There are few guarantees at the movies as well as life itself, but for three decades Hollywood had a reliable superstar in Will Smith. He could deliver blockbuster movies to huge opening weekends and he could drive smaller dramas to awards season attention and financial success. But two years ago, M. Night Shyamalan‘s "After Earth" changed all that. The sci-fi flick was trashed by critics, opened at a relatively disappointing number three at box office and proved to be a wake-up call for Smith.
"That was the most painful failure in my career," he told Esquire. "Wild Wild West" was less painful than "After Earth," because my son was involved in ‘After Earth’ and I led him into it. That was excruciating. What I learned from that failure is how you win. I got reinvigorated after the failure of ‘After Earth.’ I stopped working for a year and a half. I had to dive into why it was so important for me to have number-one movies. And I never would have looked at myself in that way," Smith explains. "When I was fifteen my girlfriend cheated on me, and I decided that if I was number one, no woman would ever cheat on me. All I have to do is make sure that no one’s ever better than me and I’ll have the love that my heart yearns for. And I never released that [feeling] and moved into a mature way of looking at the world and my artistry and love until the failure of After Earth, when I had to accept that it’s not a good source of creation."
" ‘After Earth’ comes out, I get the box-office numbers on Monday, and I was devastated for about twenty-four minutes, and then my phone rang and I found out my father had cancer.
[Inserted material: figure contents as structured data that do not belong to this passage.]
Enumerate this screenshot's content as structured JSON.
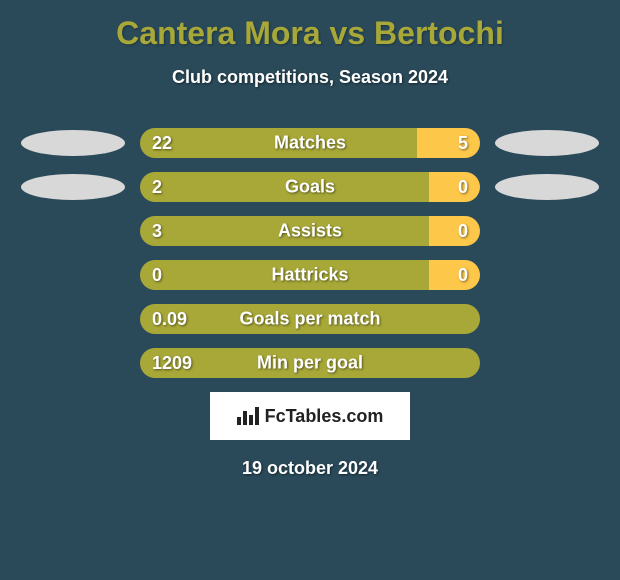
{
  "title": "Cantera Mora vs Bertochi",
  "subtitle": "Club competitions, Season 2024",
  "date": "19 october 2024",
  "branding_text": "FcTables.com",
  "colors": {
    "background": "#2a4a5a",
    "title": "#a8a838",
    "bar_left": "#a8a838",
    "bar_right": "#fdc84a",
    "oval": "#d8d8d8",
    "text": "#ffffff"
  },
  "stats": [
    {
      "label": "Matches",
      "left_value": "22",
      "right_value": "5",
      "left_pct": 81.5,
      "show_ovals": true
    },
    {
      "label": "Goals",
      "left_value": "2",
      "right_value": "0",
      "left_pct": 85,
      "show_ovals": true
    },
    {
      "label": "Assists",
      "left_value": "3",
      "right_value": "0",
      "left_pct": 85,
      "show_ovals": false
    },
    {
      "label": "Hattricks",
      "left_value": "0",
      "right_value": "0",
      "left_pct": 85,
      "show_ovals": false
    },
    {
      "label": "Goals per match",
      "left_value": "0.09",
      "right_value": "",
      "left_pct": 100,
      "show_ovals": false
    },
    {
      "label": "Min per goal",
      "left_value": "1209",
      "right_value": "",
      "left_pct": 100,
      "show_ovals": false
    }
  ]
}
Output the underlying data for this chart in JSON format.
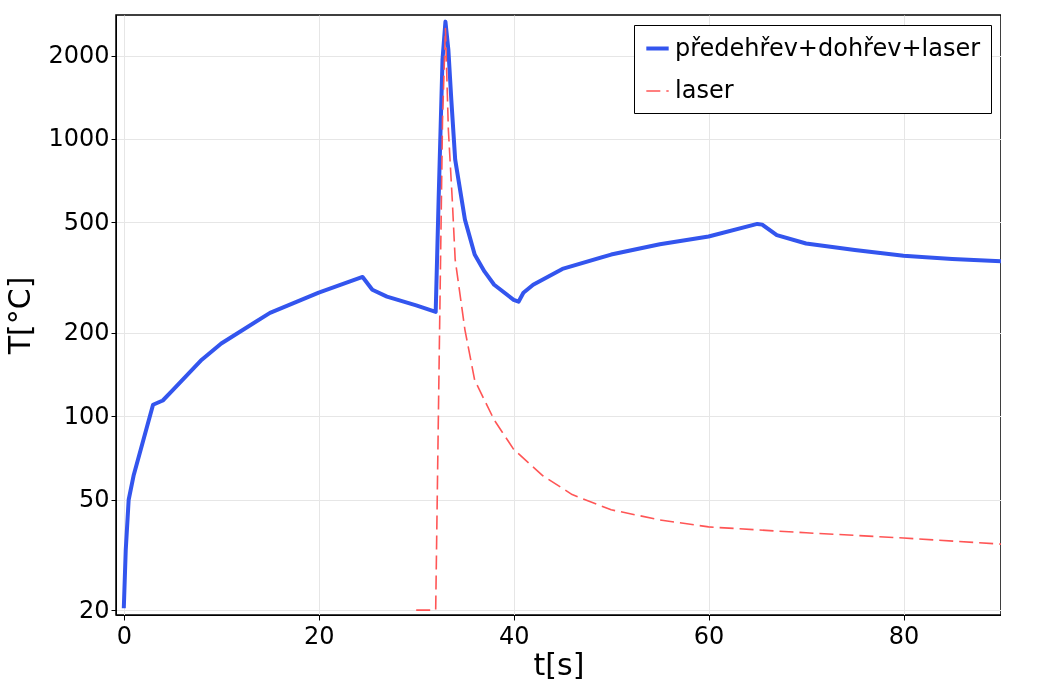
{
  "chart_data": {
    "type": "line",
    "xlabel": "t[s]",
    "ylabel": "T[°C]",
    "log": "y",
    "xlim": [
      -0.8,
      90
    ],
    "ylim": [
      19.2,
      2800
    ],
    "xticks": [
      0,
      20,
      40,
      60,
      80
    ],
    "yticks": [
      20,
      50,
      100,
      200,
      500,
      1000,
      2000
    ],
    "grid": true,
    "legend": "top right",
    "series": [
      {
        "name": "předehřev+dohřev+laser",
        "color": "#3355ee",
        "line_style": "solid",
        "x": [
          0,
          0.2,
          0.5,
          1,
          2,
          3,
          4,
          5,
          8,
          10,
          15,
          20,
          24.5,
          25.5,
          27,
          30,
          32,
          32.3,
          32.7,
          33,
          33.3,
          33.6,
          34,
          35,
          36,
          37,
          38,
          40,
          40.5,
          41,
          42,
          45,
          50,
          55,
          60,
          65,
          65.5,
          67,
          70,
          75,
          80,
          85,
          90
        ],
        "values": [
          20.3,
          33,
          50,
          61,
          82,
          110,
          114,
          124,
          160,
          183,
          236,
          279,
          318,
          286,
          270,
          251,
          238,
          604,
          1936,
          2650,
          2100,
          1390,
          843,
          512,
          383,
          333,
          298,
          263,
          259,
          279,
          298,
          340,
          383,
          417,
          445,
          494,
          491,
          450,
          420,
          398,
          379,
          369,
          362
        ]
      },
      {
        "name": "laser",
        "color": "#ff5555",
        "line_style": "dashed",
        "x": [
          30,
          32,
          32.3,
          32.7,
          33,
          33.3,
          33.7,
          34,
          35,
          36,
          38,
          40,
          43,
          46,
          50,
          55,
          60,
          70,
          80,
          90
        ],
        "values": [
          20,
          20,
          115,
          1170,
          2500,
          1080,
          604,
          367,
          205,
          135,
          97,
          76,
          61,
          52.2,
          46,
          42.3,
          39.9,
          38,
          36.4,
          34.6
        ]
      }
    ]
  }
}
That put it in perspective —viciously," he continued, adding: "…that Monday started the new phase of my life, a new concept: Only love is going to fill that hole…and I just remember that day I made the shift from wanting to be a winner to wanting to have the most powerful, deep and beautiful relationships I could possibly have."
He goes on to share an interesting anecdote about just how far he used to plunge himself into the roles, to the point where it began to affect him off-set.
"With ‘Six Degrees of Separation,’ I got a taste early of the dangers of going too far for a character. My character was in love with Stockard Channing‘s character. And I actually fell in love with Stockard Channing," Smith revealed. "So the movie was over and I went home, and I was dying to see Stockard. I was like, ‘oh no! What have I done?’ That was my last experience with Method acting, where you’re reprogramming your mind. You’re actually playing around with your psychology. You teach yourself to like things and to dislike things. It is a really dangerous place when you get good at it. But once I had that experience, I was like, ‘no more method acting.’"
You’ll be able to see Method-less, not-caring-about-the-number-one-spot Will Smith next in "Focus," which opens on February 27th.